Hakim, ana ve babanın, çocuğun mallarını yönetmekte her ne sebeple olursa olsun yeterince özen göstermemeleri halinde, Türk Medeni Kanununun 360 ve 361 inci maddelerinde öngörülen önlemleri alır ve gerekli işlemleri yapar.
Gelirlerin Sarfı
Madde 5 – Çocuğun mallarının gelirleri, öncelikle çocuğun bakımına, yetiştirilmesine ve eğitimine harcanır. Bunu aşan gelirler, ancak ailenin sosyal ve ekonomik durumu, çocuğun aileye getirdiği ekonomik yükler gibi hakkaniyetin gerektirdiği sınırlar içinde ailenin ihtiyacına sarfedilebilir.
Gelir fazlası, çocuğun mallarına katılır.
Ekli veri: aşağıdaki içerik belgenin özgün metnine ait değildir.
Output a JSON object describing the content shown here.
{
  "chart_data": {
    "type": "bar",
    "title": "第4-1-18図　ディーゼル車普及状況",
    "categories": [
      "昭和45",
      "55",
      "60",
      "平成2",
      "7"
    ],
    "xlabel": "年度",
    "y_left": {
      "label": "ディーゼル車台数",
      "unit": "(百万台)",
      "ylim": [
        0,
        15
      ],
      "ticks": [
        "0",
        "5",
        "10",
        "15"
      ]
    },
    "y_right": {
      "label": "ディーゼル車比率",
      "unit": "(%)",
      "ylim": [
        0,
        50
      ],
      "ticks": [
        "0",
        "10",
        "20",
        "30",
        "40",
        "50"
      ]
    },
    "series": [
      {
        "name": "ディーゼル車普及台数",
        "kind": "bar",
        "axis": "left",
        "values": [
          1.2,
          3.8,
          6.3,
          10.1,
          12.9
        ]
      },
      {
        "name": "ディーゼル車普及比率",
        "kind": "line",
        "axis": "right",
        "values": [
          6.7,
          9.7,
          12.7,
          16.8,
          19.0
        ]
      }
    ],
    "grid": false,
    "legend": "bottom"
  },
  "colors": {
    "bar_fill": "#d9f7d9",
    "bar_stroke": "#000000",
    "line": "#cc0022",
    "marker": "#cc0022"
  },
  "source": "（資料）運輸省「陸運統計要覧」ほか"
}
Çocuk Mallarının Kısmen Sarfı
Madde 6 – Çocuğun olağan ihtiyaçlarının gerektirdiği durumlarda ve bu ihtiyaçların sınırları içinde kalmak üzere çocuğa sermaye olarak yapılan ödemeler, uğradığı zararların karşılığı olarak ödenen tazminatlar ve ikramiyeler ile sosyal yardım ve sosyal güvenlik kurumlan tarafından yapılan ödemeler ve benzeri edimler çocuğun bakımı için kısmen kullanılabilir.
Çocuğun bakımı, yetiştirilmesi ve eğitimi için zorunluluk varsa, ancak hakim kararıyla ana ve babaya belirli miktarlarda çocuğun diğer mallarını da sarfetme yetkisi verilebilir.
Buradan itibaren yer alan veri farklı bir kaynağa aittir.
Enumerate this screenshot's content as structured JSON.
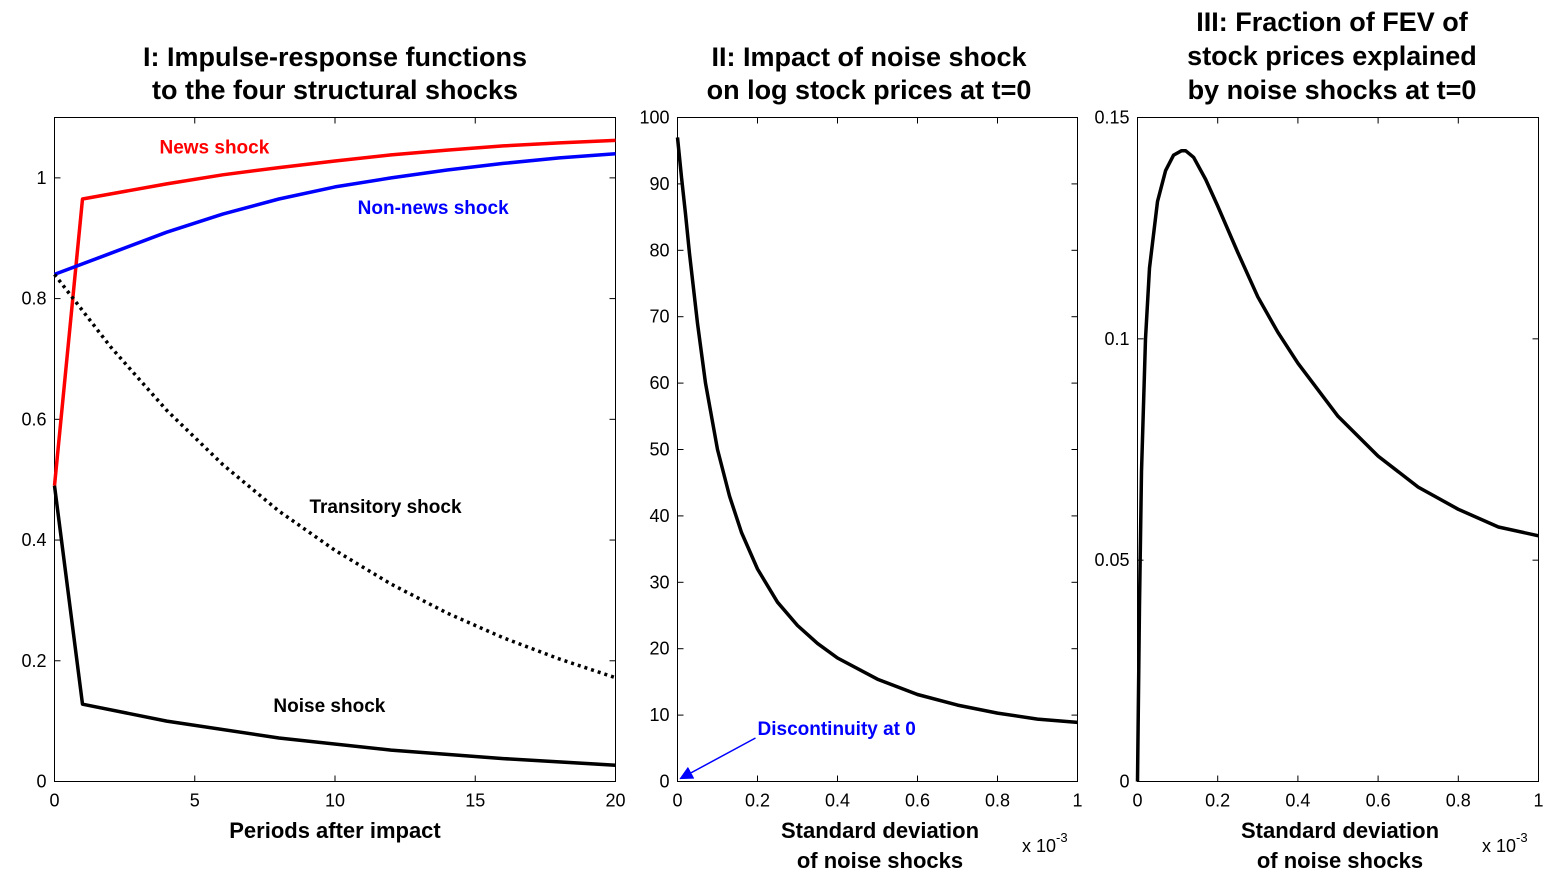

Velayetin Sona Ermesi Halinde Malların Devri
Madde 7 – Hakim kararıyla velayetleri veya malı yönetme hakları sona eren ana ve baba, hesap cetveli ile birlikte çocuğun mallarını vasiye veya kayyıma devrederler. Eksiklikler varsa bunlar ayrı ayrı tespit edilir, vesayet makamı gerek görürse eksik olan veya zarar verilen mallardan dolayı veli aleyhine dava açılmasını vasi veya kayyımdan ister.
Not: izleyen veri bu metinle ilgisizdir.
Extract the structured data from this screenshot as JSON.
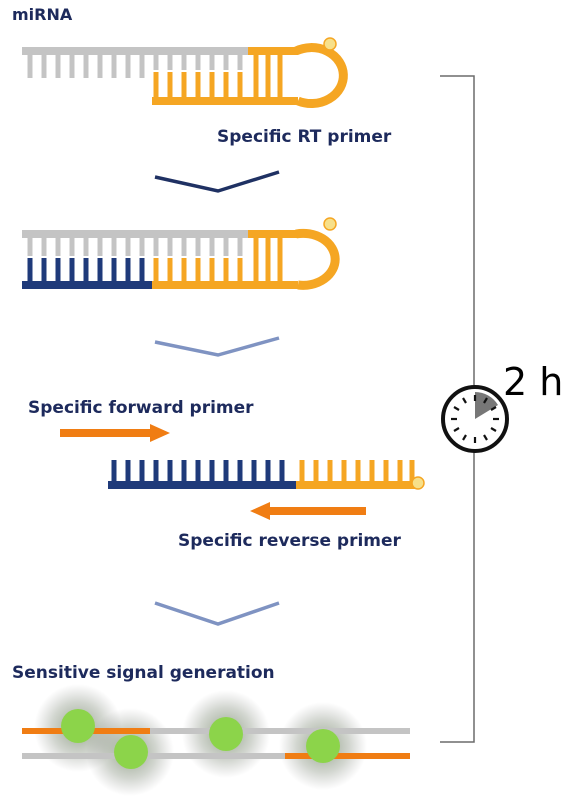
{
  "labels": {
    "mirna": "miRNA",
    "rt_primer": "Specific RT primer",
    "forward_primer": "Specific forward primer",
    "reverse_primer": "Specific reverse primer",
    "signal": "Sensitive signal generation"
  },
  "timer": {
    "duration": "2 h"
  },
  "colors": {
    "navy": "#1f3a7a",
    "navy_text": "#1d2a5c",
    "gray_strand": "#c4c4c4",
    "gold": "#f5a623",
    "orange_arrow": "#f07d13",
    "chevron_dark": "#1f3163",
    "chevron_light": "#7f93c2",
    "green": "#8cd44a"
  }
}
Velayetin, çocuğun ergin olması nedeniyle sona ermesi halinde ana ve baba, ergin olan çocuğun istemi üzerine bir hesap cetveli de vermek suretiyle malları kendisine devir ve teslim ederler.
15.7.2005 tarih ve 25876 sayılı resmi gazetede yayınlanarak yürürlüğe giren 5395 sayılı Çocuk Koruma Kanunu gereğince Çocuk mahkemeleri veya çocuk ağır ceza mahkemeleri tarafından alınan tedbirlere göre Aile Mahkemesi hakimi tarafından velayet hakkının düzenlenip düzenlenmeyeceği de önem arz etmektedir. Çocuk mahkemeleri veya çocuk ağır ceza mahkemeleri tarafından çocuğun öncelikle kendi aile ortamında korunmasını sağlamaya yönelik danışmanlık, eğitim, bakım, sağlık ve barınma konularında alınacak tedbirlerden biri alınmışsa bu durumda çocuğun yararı da nazara alınarak çocuk mahkemesi kararı ile çelişmeyecek şekilde Aile Mahkemesi tarafından velayetin düzenlenmesi gereği kuşkusuzdur. Tehlike altında bulunmakla birlikte anne ve abanın desteklenmesi suretiyle tehlikenin bertaraf edileceğinin anlaşılması hâlinde; çocuk, bu kişilere teslim edilir ki bu durumda çocuğun velayetinin düzenlenmesi gerekiyorsa aile hakiminin velayet hususunda bir karar vermesi gerekmektedir.
Adlî ve idarî merciler, kolluk görevlileri, sağlık ve eğitim kuruluşları, sivil toplum kuruluşları, korunma ihtiyacı olan çocuğu Sosyal Hizmetler ve Çocuk Esirgeme Kurumuna bildirmekle yükümlüdür. Velayet görevinin ağır derecede ihlal edilmesi veya kötüye kullanılması halinde bu duruma sebebiyet veren anne veya babanın velayet hakkının kaldırılası ile çocuğa bir vasi atanması için Sulh Hukuk Mahkemesine başvurulması gerekir.